Ewuare II, 69, who has a master’s of public administration degree from Rutgers University in New Jersey and worked for the United Nations, has ruled the ancient kingdom since 2016.
He once issued an official voodoo curse against human traffickers who tried to enslave anyone in his kingdom.
Last year, he presided over the return of two bronze heads and a brass cockerel repatriated from the Universities of Cambridge and Aberdeen at a ceremony at the royal palace.
According to the decree published in the Nigerian government gazette last month, the repatriated artifacts “may be kept within the Palace of the Oba or any other location within Benin City or any other place that the Oba and the Federal Government of Nigeria may consider secure and safe.”
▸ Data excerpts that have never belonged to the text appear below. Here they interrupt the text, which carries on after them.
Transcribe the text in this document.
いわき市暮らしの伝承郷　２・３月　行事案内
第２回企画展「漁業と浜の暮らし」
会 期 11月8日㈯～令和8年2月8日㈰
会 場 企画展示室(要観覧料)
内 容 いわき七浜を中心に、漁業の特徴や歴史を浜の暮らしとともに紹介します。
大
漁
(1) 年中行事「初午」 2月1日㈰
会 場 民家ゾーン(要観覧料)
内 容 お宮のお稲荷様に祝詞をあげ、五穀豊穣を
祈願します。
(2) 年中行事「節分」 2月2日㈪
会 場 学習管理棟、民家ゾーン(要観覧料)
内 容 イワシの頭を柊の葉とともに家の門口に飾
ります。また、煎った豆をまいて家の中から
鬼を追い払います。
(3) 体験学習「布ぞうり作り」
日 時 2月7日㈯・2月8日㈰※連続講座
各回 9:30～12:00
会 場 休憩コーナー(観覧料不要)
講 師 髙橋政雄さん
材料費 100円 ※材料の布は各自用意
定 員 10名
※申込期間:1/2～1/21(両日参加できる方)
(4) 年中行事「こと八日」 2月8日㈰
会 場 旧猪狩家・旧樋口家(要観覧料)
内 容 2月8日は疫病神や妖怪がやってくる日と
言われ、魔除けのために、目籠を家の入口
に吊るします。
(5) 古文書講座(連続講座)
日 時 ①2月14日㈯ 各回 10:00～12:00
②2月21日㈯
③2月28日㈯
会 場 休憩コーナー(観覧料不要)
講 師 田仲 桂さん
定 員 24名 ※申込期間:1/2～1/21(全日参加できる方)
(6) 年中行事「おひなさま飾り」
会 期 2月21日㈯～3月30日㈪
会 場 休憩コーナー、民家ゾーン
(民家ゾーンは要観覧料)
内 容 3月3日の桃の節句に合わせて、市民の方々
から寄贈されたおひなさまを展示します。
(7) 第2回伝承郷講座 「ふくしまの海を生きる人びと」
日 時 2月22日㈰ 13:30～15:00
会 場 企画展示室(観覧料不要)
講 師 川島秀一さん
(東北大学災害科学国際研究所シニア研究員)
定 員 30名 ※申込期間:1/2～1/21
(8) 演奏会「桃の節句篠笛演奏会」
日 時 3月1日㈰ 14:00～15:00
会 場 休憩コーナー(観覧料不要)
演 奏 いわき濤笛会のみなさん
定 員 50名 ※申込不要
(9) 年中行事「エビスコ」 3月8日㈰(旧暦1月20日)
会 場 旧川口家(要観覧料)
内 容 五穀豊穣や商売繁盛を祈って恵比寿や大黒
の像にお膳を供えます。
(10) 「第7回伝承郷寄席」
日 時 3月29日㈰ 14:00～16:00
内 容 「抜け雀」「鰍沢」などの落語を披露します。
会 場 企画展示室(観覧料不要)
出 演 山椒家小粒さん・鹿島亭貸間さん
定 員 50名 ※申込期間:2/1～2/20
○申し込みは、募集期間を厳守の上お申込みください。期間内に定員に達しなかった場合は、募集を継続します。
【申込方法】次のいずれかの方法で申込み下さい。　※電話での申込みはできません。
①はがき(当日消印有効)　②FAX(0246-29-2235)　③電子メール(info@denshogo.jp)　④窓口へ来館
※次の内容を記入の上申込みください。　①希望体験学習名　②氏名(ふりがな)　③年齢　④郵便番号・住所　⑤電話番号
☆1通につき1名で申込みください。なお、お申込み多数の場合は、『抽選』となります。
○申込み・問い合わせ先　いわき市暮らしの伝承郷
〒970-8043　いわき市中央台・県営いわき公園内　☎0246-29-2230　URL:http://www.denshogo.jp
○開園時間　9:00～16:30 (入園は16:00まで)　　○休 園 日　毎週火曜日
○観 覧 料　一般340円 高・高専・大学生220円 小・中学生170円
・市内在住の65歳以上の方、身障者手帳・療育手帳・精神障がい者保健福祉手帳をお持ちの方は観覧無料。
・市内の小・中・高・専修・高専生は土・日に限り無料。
Farmer-Paellmann said it’s not clear where the Oba of Benin will house the works that have been returned since the museum that is supposed to display them has yet to break ground, she said.
But a spokeswoman for the Oba told The Post Friday that the treasures “will definitely be made accessible to the public.”
A three-story museum, designed by architect David Adjaye and expected to cost more than $4 million, was scheduled to be completed by 2025, according to a 2020 New York Times report.
“The King has expressly stated that plans are underway to build the Benin Royal Museum, which will be funded by the federal government of Nigeria that will house these treasures to educate the Nigerian public about the value and enduring traditions of the Edo people,” said Peju Layiwola, an artist and art history professor, referring to the ethnic group who live in the southern part of Nigeria where Benin City is located.
Layiwola told The Post that the Oba had been “magnanimous” by “emphasizing the importance of what these cultural materials represent in the cultural history of the Edo, Nigerians, and the African diaspora.”
Farmer-Paellmann said she has been in talks with the Kingdom of Benin, who “were respectful enough to have a conversation with us.”
“The Benin Bronzes belong to all of us,” she told The Post. “They were literally made with the currency that enslaved us, and we want them to stay in institutions where we have access to them.”